The remainder 50-60% is for what he calls "strategic thinking." That includes helping employers identify problems before they occur — easier-to-spot issues such as an employer's likelihood of failing annual plan testing, and more difficult ones like a plan's ineffectiveness at helping employers achieve workforce objectives from the standpoint of their company's benefits philosophy.
"At the end of the day, human-resources and finance departments are getting [skinnier], and need to rely more on their outside partners," Mr. Prince said.
Reductions in fees for "basic services," such as investment meetings, reviews and monitoring, have also forced advisory firms to scrutinize and account for pricing variables, said Chad Larsen, president and CEO at MRP, an advisory firm overseeing about $3.5 billion in DC assets in more than 200 plans.
For example, asking questions such as: Are we doing two days of employee education or are we doing 10? Are we driving to meetings or getting on a plane to fly? Are we implementing a full-blown financial-wellness program or doing a webinar?
"All these things are being looked at and evaluated from an internal process standpoint to make sure we're properly pricing plans on the front end," he said.
Many of MRP's service agreements are a blend of fixed-dollar and asset-based fees. For example, charging a base fee of $10,000 may cover most or all of MRP's fixed costs to service a particular plan; and charging an additional 0.075% or 0.10% asset-based fee, depending on the requested plan services, adds an incremental revenue increase as the adviser's liability also grows along with the plan assets, Mr. Larsen said.
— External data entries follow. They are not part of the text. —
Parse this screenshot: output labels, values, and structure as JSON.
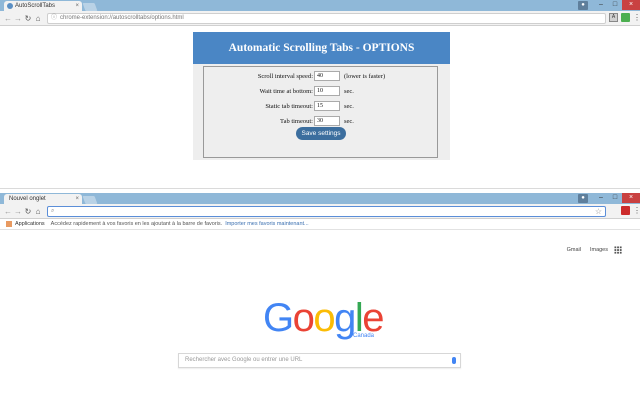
{
  "top_window": {
    "tab_title": "AutoScrollTabs",
    "url": "chrome-extension://autoscrolltabs/options.html",
    "options": {
      "header": "Automatic Scrolling Tabs - OPTIONS",
      "rows": [
        {
          "label": "Scroll interval speed:",
          "value": "40",
          "unit": "(lower is faster)"
        },
        {
          "label": "Wait time at bottom:",
          "value": "10",
          "unit": "sec."
        },
        {
          "label": "Static tab timeout:",
          "value": "15",
          "unit": "sec."
        },
        {
          "label": "Tab timeout:",
          "value": "30",
          "unit": "sec."
        }
      ],
      "save_label": "Save settings"
    }
  },
  "bottom_window": {
    "tab_title": "Nouvel onglet",
    "url": "",
    "bookmarks": {
      "apps_label": "Applications",
      "message": "Accédez rapidement à vos favoris en les ajoutant à la barre de favoris.",
      "import_link": "Importer mes favoris maintenant..."
    },
    "ntp": {
      "gmail": "Gmail",
      "images": "Images",
      "logo_letters": [
        "G",
        "o",
        "o",
        "g",
        "l",
        "e"
      ],
      "logo_colors": [
        "#4285f4",
        "#ea4335",
        "#fbbc05",
        "#4285f4",
        "#34a853",
        "#ea4335"
      ],
      "region": "Canada",
      "search_placeholder": "Rechercher avec Google ou entrer une URL"
    }
  },
  "icons": {
    "back": "←",
    "forward": "→",
    "reload": "↻",
    "home": "⌂",
    "close": "×",
    "minimize": "–",
    "maximize": "□",
    "star": "☆",
    "menu": "⋮",
    "search": "🔍"
  }
}
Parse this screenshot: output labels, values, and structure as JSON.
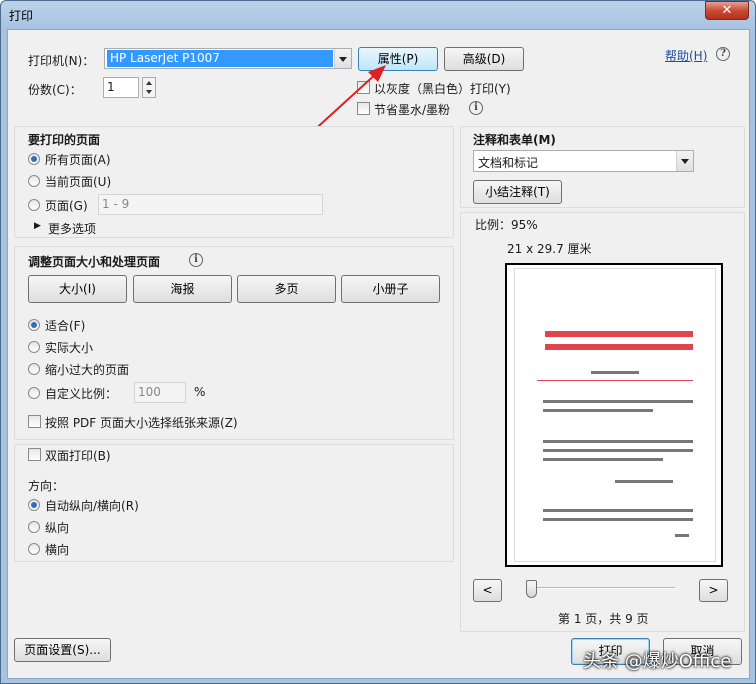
{
  "window": {
    "title": "打印",
    "close": "✕"
  },
  "printer": {
    "label": "打印机(N)：",
    "name": "HP LaserJet P1007",
    "properties_btn": "属性(P)",
    "advanced_btn": "高级(D)",
    "help_link": "帮助(H)",
    "copies_label": "份数(C)：",
    "copies_value": "1",
    "grayscale_label": "以灰度（黑白色）打印(Y)",
    "save_ink_label": "节省墨水/墨粉"
  },
  "pages_section": {
    "title": "要打印的页面",
    "all": "所有页面(A)",
    "current": "当前页面(U)",
    "pages": "页面(G)",
    "pages_placeholder": "1 - 9",
    "more": "更多选项"
  },
  "sizing_section": {
    "title": "调整页面大小和处理页面",
    "tabs": [
      "大小(I)",
      "海报",
      "多页",
      "小册子"
    ],
    "fit": "适合(F)",
    "actual": "实际大小",
    "shrink": "缩小过大的页面",
    "custom": "自定义比例：",
    "custom_value": "100",
    "percent": "%",
    "paper_source": "按照 PDF 页面大小选择纸张来源(Z)"
  },
  "duplex_section": {
    "duplex": "双面打印(B)",
    "orientation": "方向：",
    "auto": "自动纵向/横向(R)",
    "portrait": "纵向",
    "landscape": "横向"
  },
  "comments_section": {
    "title": "注释和表单(M)",
    "selected": "文档和标记",
    "summarize_btn": "小结注释(T)"
  },
  "preview": {
    "scale_label": "比例：95%",
    "dimensions": "21 x 29.7 厘米",
    "prev": "<",
    "next": ">",
    "page_info": "第 1 页，共 9 页"
  },
  "footer": {
    "page_setup": "页面设置(S)...",
    "print": "打印",
    "cancel": "取消",
    "watermark": "头条 @爆炒Office"
  },
  "colors": {
    "accent": "#2f6fb6",
    "arrow": "#e02020",
    "title_red": "#e0454d"
  }
}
Advisers can also think about which services to include in a bundled fee, and which to charge as a separate line item. Bukaty Companies, for example, typically charges $12 per participant for financial wellness, Mr. Morris said, but for small plans the service is sometimes included.
Ultimately, advisers need to be able to dismiss a client rather than try competing with an unrealistically low price. "We're willing to walk away from the business," Mr. Morris said.